Charles smiled and clapped his friend on the shoulder. "Actually, I was going to say that even in the event you or Simon killed her, I think we still have more to gain than to lose from hearing your reactions to what we've discovered."

David looked at him for a moment, then gave an answering smile. As they started for the house, Charles wondered if his friend had the faintest idea how very much in earnest his words were.

 

A buffet supper had been laid out in the dining room, sparing the guests the awkwardness of a formal dinner. Charles,
Mélanie, David, and Simon carried plates into the old drawing room and picked at the food while Charles recounted nearly all of what he and Mélanie had discovered in the course of the day. He omitted Gisèle's revelations about her feelings for Andrew.
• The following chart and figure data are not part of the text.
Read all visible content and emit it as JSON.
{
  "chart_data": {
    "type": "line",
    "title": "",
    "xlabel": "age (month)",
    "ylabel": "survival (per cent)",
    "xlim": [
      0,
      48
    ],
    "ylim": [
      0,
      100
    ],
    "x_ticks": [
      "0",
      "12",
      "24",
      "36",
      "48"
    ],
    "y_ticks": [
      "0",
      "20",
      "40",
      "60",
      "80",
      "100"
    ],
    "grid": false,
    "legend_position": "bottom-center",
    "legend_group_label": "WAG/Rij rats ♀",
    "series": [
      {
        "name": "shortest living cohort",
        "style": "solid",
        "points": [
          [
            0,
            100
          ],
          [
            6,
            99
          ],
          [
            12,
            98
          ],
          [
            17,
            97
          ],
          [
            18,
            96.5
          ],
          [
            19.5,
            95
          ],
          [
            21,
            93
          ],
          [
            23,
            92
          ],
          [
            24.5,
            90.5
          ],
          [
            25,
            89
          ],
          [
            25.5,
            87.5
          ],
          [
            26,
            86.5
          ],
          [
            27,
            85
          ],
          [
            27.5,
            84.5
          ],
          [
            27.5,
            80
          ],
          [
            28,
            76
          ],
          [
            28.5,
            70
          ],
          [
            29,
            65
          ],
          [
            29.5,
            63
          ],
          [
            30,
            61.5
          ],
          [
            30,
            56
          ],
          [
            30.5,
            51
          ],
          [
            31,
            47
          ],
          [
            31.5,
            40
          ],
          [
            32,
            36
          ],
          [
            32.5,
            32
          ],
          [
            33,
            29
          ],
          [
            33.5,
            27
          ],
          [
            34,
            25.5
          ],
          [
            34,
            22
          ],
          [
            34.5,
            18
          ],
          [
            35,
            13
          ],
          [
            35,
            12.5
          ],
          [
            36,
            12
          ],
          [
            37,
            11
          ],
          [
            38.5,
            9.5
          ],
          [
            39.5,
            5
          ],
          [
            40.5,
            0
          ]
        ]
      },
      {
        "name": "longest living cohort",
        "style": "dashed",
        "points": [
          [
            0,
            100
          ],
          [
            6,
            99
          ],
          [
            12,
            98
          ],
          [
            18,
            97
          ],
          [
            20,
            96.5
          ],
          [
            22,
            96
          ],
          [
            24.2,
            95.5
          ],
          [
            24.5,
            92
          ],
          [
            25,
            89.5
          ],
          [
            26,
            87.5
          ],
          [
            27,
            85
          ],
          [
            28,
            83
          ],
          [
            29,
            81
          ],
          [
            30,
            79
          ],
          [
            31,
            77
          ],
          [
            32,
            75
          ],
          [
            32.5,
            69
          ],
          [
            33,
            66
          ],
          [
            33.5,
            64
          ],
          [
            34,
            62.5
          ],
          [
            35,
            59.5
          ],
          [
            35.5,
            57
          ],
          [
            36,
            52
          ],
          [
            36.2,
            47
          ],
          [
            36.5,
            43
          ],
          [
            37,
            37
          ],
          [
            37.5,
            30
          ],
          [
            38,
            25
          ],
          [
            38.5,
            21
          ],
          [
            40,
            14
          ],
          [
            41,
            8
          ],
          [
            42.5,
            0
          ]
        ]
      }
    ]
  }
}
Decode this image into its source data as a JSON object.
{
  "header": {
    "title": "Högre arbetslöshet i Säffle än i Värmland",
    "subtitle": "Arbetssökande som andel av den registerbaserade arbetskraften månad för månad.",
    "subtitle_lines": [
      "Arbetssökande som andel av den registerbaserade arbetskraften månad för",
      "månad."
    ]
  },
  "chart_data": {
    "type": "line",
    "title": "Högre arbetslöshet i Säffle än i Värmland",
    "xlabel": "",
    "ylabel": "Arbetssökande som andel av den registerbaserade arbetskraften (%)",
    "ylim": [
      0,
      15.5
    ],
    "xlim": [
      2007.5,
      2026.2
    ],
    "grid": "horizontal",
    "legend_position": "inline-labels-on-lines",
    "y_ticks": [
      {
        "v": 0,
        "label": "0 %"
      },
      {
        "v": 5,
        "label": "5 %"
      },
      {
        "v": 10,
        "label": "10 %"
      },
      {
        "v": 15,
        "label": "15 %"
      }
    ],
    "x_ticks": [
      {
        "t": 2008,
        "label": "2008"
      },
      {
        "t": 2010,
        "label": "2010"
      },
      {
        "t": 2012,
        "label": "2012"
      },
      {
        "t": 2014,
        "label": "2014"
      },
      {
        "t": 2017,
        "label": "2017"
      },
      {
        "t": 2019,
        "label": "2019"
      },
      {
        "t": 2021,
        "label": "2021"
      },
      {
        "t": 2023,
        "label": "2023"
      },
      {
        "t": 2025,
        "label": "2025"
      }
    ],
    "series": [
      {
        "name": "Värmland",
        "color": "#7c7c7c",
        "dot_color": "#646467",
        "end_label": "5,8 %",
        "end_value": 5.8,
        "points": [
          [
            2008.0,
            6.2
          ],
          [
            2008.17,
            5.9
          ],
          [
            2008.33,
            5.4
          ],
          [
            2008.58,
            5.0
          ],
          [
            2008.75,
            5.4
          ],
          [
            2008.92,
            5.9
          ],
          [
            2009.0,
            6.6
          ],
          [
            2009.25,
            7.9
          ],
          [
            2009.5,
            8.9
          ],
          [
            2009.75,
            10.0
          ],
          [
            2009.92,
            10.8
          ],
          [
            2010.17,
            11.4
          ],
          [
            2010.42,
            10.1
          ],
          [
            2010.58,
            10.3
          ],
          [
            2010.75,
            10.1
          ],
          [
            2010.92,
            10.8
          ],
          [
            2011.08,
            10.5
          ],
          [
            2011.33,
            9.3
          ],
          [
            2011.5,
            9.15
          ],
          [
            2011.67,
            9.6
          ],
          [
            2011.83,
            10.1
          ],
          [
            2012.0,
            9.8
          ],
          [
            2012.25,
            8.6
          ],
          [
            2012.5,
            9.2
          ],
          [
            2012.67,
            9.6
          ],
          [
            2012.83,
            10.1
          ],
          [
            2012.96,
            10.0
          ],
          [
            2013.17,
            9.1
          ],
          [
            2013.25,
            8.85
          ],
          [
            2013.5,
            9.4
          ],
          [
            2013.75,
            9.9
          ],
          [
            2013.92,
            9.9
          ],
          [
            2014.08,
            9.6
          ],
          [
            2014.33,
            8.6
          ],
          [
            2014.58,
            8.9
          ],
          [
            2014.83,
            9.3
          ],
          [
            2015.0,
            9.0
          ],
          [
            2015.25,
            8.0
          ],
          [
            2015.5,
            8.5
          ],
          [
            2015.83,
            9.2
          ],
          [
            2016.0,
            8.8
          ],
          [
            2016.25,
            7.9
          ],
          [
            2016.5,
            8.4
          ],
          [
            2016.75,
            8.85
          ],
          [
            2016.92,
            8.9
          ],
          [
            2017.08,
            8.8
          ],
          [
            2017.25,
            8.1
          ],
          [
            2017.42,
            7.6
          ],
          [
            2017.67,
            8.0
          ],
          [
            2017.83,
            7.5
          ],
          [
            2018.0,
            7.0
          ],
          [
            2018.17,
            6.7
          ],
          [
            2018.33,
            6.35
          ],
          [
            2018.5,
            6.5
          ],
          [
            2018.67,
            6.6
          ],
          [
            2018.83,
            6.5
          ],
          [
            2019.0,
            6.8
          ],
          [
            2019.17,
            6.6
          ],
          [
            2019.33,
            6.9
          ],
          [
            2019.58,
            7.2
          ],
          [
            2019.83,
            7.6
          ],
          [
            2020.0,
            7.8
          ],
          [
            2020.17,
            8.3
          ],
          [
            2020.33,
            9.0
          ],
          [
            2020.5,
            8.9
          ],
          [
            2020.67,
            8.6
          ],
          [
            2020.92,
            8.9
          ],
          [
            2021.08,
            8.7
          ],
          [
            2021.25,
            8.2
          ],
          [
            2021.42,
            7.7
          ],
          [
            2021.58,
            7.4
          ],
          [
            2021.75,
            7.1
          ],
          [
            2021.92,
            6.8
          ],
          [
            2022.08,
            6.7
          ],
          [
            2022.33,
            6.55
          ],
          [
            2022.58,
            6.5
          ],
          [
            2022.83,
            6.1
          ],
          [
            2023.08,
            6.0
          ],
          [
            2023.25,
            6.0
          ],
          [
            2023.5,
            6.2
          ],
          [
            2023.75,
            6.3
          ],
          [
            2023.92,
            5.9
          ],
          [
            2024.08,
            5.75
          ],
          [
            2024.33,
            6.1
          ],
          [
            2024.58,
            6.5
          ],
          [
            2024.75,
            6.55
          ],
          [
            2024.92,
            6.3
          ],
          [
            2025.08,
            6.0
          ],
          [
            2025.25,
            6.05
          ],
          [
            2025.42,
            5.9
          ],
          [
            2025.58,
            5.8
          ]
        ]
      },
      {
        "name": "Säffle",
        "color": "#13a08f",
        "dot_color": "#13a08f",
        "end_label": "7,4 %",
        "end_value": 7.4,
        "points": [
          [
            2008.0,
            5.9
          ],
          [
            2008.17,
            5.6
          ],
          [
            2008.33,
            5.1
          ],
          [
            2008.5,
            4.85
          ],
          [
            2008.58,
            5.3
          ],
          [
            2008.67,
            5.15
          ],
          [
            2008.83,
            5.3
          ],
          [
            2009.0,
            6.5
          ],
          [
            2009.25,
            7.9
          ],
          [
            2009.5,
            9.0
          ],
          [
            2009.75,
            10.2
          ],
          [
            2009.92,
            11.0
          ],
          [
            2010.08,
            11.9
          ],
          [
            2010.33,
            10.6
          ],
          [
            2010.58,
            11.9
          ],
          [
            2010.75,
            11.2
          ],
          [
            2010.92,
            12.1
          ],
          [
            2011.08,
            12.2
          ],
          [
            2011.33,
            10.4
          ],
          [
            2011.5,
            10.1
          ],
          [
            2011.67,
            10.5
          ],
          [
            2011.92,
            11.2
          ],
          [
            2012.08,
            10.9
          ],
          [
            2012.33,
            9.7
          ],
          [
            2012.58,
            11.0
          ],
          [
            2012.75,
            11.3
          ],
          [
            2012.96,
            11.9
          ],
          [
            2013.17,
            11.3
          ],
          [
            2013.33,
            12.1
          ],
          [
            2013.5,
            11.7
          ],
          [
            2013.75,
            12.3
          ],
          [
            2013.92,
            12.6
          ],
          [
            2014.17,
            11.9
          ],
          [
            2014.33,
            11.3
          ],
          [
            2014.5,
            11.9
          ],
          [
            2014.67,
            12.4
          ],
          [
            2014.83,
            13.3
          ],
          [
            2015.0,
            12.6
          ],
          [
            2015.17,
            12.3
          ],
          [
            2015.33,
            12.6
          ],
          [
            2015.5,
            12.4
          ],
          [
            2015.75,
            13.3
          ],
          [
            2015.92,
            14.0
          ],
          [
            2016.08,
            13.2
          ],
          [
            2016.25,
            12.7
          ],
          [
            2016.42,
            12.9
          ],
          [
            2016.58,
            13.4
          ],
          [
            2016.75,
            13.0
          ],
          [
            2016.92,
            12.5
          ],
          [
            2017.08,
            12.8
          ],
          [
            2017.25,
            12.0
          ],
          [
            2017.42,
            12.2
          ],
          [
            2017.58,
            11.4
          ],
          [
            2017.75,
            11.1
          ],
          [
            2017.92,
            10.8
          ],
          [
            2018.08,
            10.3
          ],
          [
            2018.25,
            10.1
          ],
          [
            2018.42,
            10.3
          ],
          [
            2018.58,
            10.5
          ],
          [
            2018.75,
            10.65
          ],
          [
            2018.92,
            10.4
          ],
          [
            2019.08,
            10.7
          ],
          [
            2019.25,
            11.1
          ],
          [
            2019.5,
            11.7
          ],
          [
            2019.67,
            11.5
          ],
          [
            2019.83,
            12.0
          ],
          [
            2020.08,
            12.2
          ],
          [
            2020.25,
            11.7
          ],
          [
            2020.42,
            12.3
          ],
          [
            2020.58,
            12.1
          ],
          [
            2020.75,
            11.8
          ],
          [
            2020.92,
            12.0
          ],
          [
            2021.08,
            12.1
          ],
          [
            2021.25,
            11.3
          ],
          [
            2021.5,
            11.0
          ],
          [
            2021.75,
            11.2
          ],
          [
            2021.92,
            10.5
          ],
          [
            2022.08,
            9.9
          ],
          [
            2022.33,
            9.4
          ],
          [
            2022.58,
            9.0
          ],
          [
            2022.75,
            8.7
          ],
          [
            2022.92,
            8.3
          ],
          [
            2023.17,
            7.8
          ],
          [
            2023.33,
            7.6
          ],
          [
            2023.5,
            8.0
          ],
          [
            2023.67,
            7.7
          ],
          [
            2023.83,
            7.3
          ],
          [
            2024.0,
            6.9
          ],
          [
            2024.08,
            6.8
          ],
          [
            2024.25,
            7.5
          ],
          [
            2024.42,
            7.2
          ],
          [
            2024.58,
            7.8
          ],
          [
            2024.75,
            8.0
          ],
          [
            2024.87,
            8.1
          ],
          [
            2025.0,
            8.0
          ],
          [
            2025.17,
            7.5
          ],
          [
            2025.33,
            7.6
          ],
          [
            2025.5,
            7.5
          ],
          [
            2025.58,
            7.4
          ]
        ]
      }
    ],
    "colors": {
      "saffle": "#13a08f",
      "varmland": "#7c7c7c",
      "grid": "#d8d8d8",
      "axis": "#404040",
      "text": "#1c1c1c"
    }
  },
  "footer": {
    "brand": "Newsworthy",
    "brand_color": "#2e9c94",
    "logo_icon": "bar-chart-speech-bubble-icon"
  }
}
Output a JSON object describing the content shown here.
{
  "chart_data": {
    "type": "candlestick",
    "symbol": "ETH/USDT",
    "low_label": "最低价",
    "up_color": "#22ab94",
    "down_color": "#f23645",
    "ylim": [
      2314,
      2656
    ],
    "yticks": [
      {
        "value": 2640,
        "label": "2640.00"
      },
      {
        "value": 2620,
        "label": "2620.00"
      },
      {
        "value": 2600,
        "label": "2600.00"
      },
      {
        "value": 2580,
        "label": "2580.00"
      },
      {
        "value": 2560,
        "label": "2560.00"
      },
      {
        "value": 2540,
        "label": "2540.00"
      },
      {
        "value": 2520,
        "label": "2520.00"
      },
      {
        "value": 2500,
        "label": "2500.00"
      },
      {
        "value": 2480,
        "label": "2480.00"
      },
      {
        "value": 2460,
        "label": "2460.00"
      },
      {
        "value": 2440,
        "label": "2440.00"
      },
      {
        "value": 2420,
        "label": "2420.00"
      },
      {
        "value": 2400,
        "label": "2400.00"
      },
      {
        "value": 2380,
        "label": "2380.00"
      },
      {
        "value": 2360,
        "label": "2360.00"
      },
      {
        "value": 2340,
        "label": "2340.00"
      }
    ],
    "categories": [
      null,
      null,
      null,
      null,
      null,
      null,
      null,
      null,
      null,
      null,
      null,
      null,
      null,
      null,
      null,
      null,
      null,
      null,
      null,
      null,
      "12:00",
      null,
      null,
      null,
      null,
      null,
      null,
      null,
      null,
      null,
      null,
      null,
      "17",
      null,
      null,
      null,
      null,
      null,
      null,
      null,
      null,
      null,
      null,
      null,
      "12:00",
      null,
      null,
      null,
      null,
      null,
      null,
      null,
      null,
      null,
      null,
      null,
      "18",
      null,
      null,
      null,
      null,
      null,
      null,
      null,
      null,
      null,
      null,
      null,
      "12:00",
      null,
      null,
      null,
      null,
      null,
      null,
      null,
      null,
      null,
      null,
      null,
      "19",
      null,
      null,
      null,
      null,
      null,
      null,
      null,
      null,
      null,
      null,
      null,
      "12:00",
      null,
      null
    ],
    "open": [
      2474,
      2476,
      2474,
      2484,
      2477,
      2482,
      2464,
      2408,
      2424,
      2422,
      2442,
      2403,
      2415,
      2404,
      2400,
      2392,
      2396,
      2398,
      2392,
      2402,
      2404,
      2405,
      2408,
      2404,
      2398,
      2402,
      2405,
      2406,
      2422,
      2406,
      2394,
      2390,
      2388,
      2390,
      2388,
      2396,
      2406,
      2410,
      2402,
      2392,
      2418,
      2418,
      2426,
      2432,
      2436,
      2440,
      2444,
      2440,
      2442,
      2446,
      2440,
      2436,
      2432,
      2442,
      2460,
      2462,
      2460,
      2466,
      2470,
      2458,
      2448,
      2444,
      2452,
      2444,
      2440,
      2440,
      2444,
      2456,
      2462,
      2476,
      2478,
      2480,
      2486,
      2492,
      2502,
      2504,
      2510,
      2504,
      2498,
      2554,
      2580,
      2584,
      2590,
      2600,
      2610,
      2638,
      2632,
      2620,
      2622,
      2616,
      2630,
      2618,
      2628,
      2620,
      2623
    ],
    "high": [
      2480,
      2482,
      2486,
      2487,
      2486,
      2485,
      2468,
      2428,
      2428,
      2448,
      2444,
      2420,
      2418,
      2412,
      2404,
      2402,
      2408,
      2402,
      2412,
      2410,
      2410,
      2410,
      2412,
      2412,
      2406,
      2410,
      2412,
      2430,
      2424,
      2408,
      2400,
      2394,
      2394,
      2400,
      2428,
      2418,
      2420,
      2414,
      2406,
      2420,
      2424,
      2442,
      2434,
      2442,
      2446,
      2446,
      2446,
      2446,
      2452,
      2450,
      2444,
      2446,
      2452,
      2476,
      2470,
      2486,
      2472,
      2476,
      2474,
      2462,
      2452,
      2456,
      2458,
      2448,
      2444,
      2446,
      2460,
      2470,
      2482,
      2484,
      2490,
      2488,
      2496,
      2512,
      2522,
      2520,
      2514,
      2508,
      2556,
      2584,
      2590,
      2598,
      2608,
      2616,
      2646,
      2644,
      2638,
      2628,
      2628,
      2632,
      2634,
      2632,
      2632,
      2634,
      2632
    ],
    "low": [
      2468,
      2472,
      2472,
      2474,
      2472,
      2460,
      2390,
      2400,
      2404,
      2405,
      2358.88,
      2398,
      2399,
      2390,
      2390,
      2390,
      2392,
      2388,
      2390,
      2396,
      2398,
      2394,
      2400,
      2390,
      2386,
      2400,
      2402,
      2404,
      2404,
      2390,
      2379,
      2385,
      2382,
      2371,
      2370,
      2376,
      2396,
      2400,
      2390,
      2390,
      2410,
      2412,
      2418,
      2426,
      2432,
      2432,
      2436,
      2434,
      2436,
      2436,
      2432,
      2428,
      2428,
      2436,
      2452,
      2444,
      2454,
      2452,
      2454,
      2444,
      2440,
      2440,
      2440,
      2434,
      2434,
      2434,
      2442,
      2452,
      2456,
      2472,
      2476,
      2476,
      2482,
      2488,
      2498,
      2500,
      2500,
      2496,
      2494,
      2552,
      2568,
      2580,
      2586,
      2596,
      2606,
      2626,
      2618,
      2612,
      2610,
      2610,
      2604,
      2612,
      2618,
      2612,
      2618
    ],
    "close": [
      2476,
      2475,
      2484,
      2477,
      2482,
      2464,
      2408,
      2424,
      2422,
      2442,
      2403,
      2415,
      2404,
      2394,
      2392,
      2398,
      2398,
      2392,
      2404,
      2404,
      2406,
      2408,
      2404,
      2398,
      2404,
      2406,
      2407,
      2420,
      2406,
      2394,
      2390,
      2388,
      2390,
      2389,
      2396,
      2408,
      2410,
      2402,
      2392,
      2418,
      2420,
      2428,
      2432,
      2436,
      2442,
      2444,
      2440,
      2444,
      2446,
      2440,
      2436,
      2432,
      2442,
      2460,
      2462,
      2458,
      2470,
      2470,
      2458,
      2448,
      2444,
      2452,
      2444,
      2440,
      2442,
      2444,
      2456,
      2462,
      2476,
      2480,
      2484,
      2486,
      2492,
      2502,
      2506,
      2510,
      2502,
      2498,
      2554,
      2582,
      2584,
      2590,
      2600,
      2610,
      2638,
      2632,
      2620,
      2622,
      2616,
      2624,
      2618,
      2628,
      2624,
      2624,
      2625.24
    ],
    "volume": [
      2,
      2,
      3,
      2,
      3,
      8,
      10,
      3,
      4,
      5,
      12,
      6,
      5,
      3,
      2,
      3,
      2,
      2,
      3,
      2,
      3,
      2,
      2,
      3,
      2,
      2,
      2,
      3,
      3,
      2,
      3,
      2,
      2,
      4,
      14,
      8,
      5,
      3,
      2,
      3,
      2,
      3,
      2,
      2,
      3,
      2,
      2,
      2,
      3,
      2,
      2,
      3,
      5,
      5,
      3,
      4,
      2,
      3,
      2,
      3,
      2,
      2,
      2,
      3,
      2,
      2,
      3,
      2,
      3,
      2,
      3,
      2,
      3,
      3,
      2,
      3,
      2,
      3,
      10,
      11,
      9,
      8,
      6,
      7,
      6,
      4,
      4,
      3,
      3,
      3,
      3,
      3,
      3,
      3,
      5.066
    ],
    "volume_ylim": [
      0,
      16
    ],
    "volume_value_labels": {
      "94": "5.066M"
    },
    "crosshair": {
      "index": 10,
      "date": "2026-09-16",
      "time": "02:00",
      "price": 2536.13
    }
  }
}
Mélanie watched David and Simon as they heard her husband out. David became progressively paler. Simon frowned, but didn't appear surprised.

"I was there," David said when Charles finished speaking. "In Lisbon. And you never told me—"

"What good would it have done?" Charles was leaning against the pianoforte, hands locked behind him. "I thought it was a schoolgirl infatuation. I thought she'd grow out of it."

"But she didn't. I mean—" David swallowed, as if he still couldn't believe it. "She didn't grow out of whatever it was. If you'd told me—"

"If I'd told you, then what?"

"I'd probably have suggested you marry her."

"Yes, I expect you would have done. Hardly the wisest course of action for any of us."

Echoes of what might have been reverberated between the two men. "You could have—"

"Protected her? Honoria didn't want to be protected."

"She cared about you. I'd swear to that." David regarded his friend for a moment. "I think she loved you."